Balancing a Redox Reaction in Basic Solution

• 1). Determine the charge of the molecules that are being oxidized and reduced. In our example equation, we see that sulfur (S) and nitrogen (N) are the two molecules participating in the reaction. On the reactant side of the equation, [S(s) + NO3-(aq)] we see that S has a neutral charge. The charge of the N molecule can be determined by looking at the other molecule of the compound and the overall charge of the compound. NO3- has total charge of -1. There are three oxygen molecules which will each have a -2 charge as indicated by its location in the periodic table resulting in a total charge of -6 for the O3 term. So, the charge of N (x) plus the charge of the 3 O (-6) molecules is equal to the overall charge of the molecule (-1), or x - 6 = -1. Solving for x gives a charge of +5 for the nitrogen molecule. Repeat the same procedure for the reactants which results in a charge of +4 for the S molecule in SO2 and a charge of +2 for the N molecule in NO. The SO2 molecule has an overall neutral charge and each molecule of oxygen has a -2 charge resulting in a -4 charge; therefore, S must have a +4 charge to balance this out and give an overall neutral charge for the SO2 molecule.
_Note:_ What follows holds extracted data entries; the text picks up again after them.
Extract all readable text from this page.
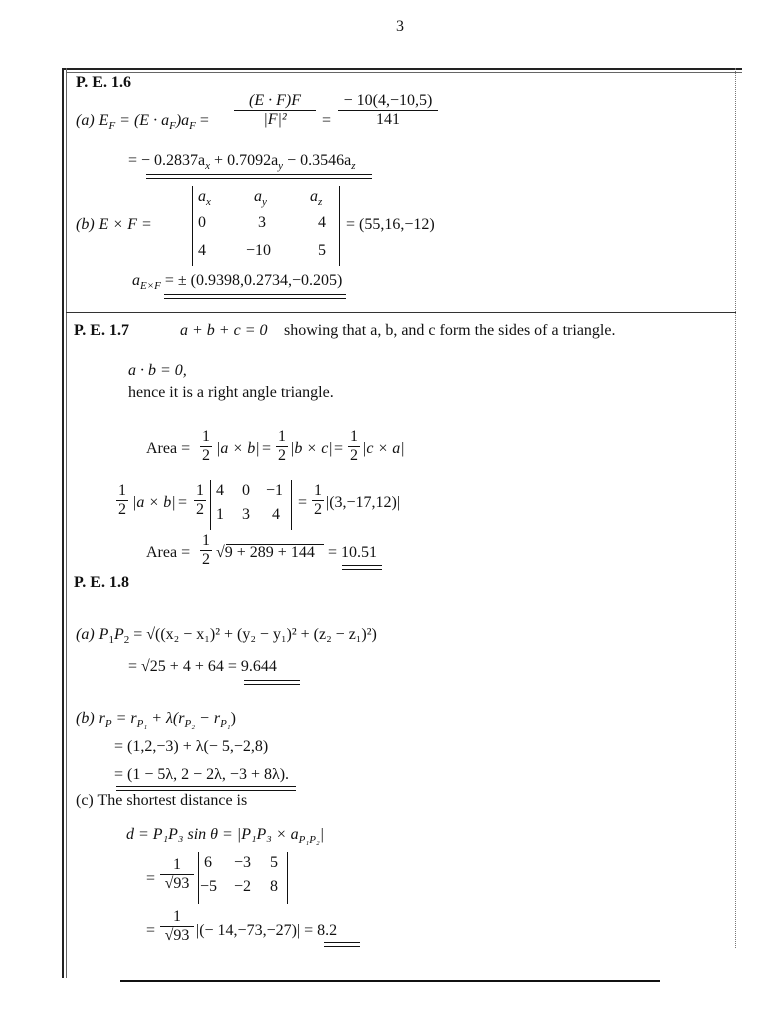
3
P. E. 1.6
(a) $E_F = (E \cdot a_F)a_F = \frac{(E \cdot F)F}{\text{|F|²}} = \frac{- 10(4,-10,5)}{141}$
= − $0.2837a_x + 0.7092a_y - 0.3546a_z$
(b) E × F =
$a_x$	$a_y$	$a_z$
0	3	4
4	−10	5
= (55,16,−12)
$a_{E\times F}$ = ± (0.9398,0.2734,−0.205)
P. E. 1.7	a + b + c = 0 showing that a, b, and c form the sides of a triangle.
a · b = 0,
hence it is a right angle triangle.
Area = $\frac{1}{2} |a \times b| = \frac{1}{2} |b \times c| = \frac{1}{2} |c \times a|$
$\frac{1}{2} |a \times b| = \frac{1}{2} 4$ 0 −1
1 3 4
= $\frac{1}{2} |(3,-17,12)|$
Area = $\frac{1}{2} √9 + 289 + 144 = 10.51$
P. E. 1.8
(a) $P_1P_2 = √((x_2 - x_1)^2 + (y_2 - y_1)^2 + (z_2 - z_1)^2)$
= √25 + 4 + 64 = 9.644
(b) $r_P = r_{P_1} + \lambda(r_{P_2} - r_{P_1})$
= (1,2,−3) + λ(− 5,−2,8)
= (1 − 5λ, 2 − 2λ, −3 + 8λ).
(c) The shortest distance is
d = P₁P₃ $\sin \theta = |P_1P_3 \times a_{P_1P_2}|$
= $\frac{1}{√93} 6 -3$ 5
−5 −2 8
= $\frac{1}{√93}$ |(− 14,−73,−27)| = 8.2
Likewise, the NO molecule has an overall neutral charge with the oxygen having a -2 charge. The N molecule must then have a +2 charge to make the molecule neutral.
  
  
• 2). Divide the equation into two half reactions: oxidation half reaction and reduction half reaction. This is accomplished by determining which molecule is oxidized and donates electrons (reducing agent) and which molecule accepts electrons and is reduced (oxidizing agent). Using our example equation, we would have [ S(s) -> SO2(g)] and [ NO3- -> NO(g)] . Using our previously determine charges on the S and N molecule, we see that S goes from a neutral charge (S) to a +4 charge (SO2) and N goes from a +5 charge (NO3-) to a +2 charge (NO). So, the N molecule had a reduction in charge (+5 to +2) meaning that it gained electrons (reduced) which indicates it as the reduction half reaction. The other reaction must, therefore, be the oxidation half reaction.
  
  
• 3). Balance the elements other than H and O of each half reaction. This is already accomplished for our example as the number of S of N reactants matches the number of product atoms for each half-reaction respectively.
  
  
• 4). Balance the O atoms by adding H2O.
  
  The oxidation reaction would be S + 2 H2O -> SO2
  
  The reduction reaction would be NO3- -> NO + 3 H2O
  
  
• 5). Balance the H atoms by adding H+ to each half reaction giving us
  
  S + 2 H2O -> SO2 + 4 H+ for the oxidation half reaction
  
  and
  
  4 H + NO3- -> NO + 2 H2O for the reduction half reaction.
  
  
• 6). Balance the charges between the reactants and products of each have reaction by adding electrons. This yields:
  
  S + 2 H2O -> SO2 + 4 H+ + 4e­- for the oxidation half
  
  and
  
  4 H+ + NO3 + 3e- -> NO + 2 H2O for the reduction half.
  
  
• 7). Multiply each term in the half reactions by the other half reaction's number of electrons. This results in the cancellation of the electrons. So, we would multiply the oxidation half reaction by 3e- and the reduction half reaction by 4e- giving us:
  
  3 S + 6 H2O -> 3 SO2 + 12 H+
  
  and
  
  16H+ + 4 NO3- -> 4 NO + 8 H2O
  
  
• 8). Recombine the reactants and products of the two half reactions and cancel the like terms on each side.
  
  Combining the two equations gives us:
  
  3 S + 4 NO3- +6 H2O + 16H+ -> 3 SO2 + 4 NO + 12 H+ + 8 H2O
  
  Canceling the number of H+ and H2O molecules on each side we get:
  
  3 S + 4 NO3- + 4H+ -> 3 SO2 + 4 NO + 2 H2O
  
  
• 9). Add the number OH- molecules to each side equal to the amount of H+ and combine the remaining H+ and OH- on each side as water molecules. The solution is basic so OH- ions will combine with all of the H+ ions which gives us:
  
  3 S + 4 NO3- + 4H+ + 4OH- -> 3 SO2 + 4 NO + 2 H2O + 4OH-
  
  Combining the OH- and H+ molecules and canceling the resulting water molecules on each side gives:
  
  3 S + 4 NO3- + 2H20 -> 3 SO2 + 4 NO + 4OH-
  
  
• 10
  
  Ensure that the charge of the reactants is equal to the charge of the products in the final balanced equation. In our example we have the charge of the reactants as -4 (4 NO3-) molecules and the charge of the products as 4 (4 OH- molecules). All of the elements and charges are balanced from reactant to product; thus, the equation is balanced.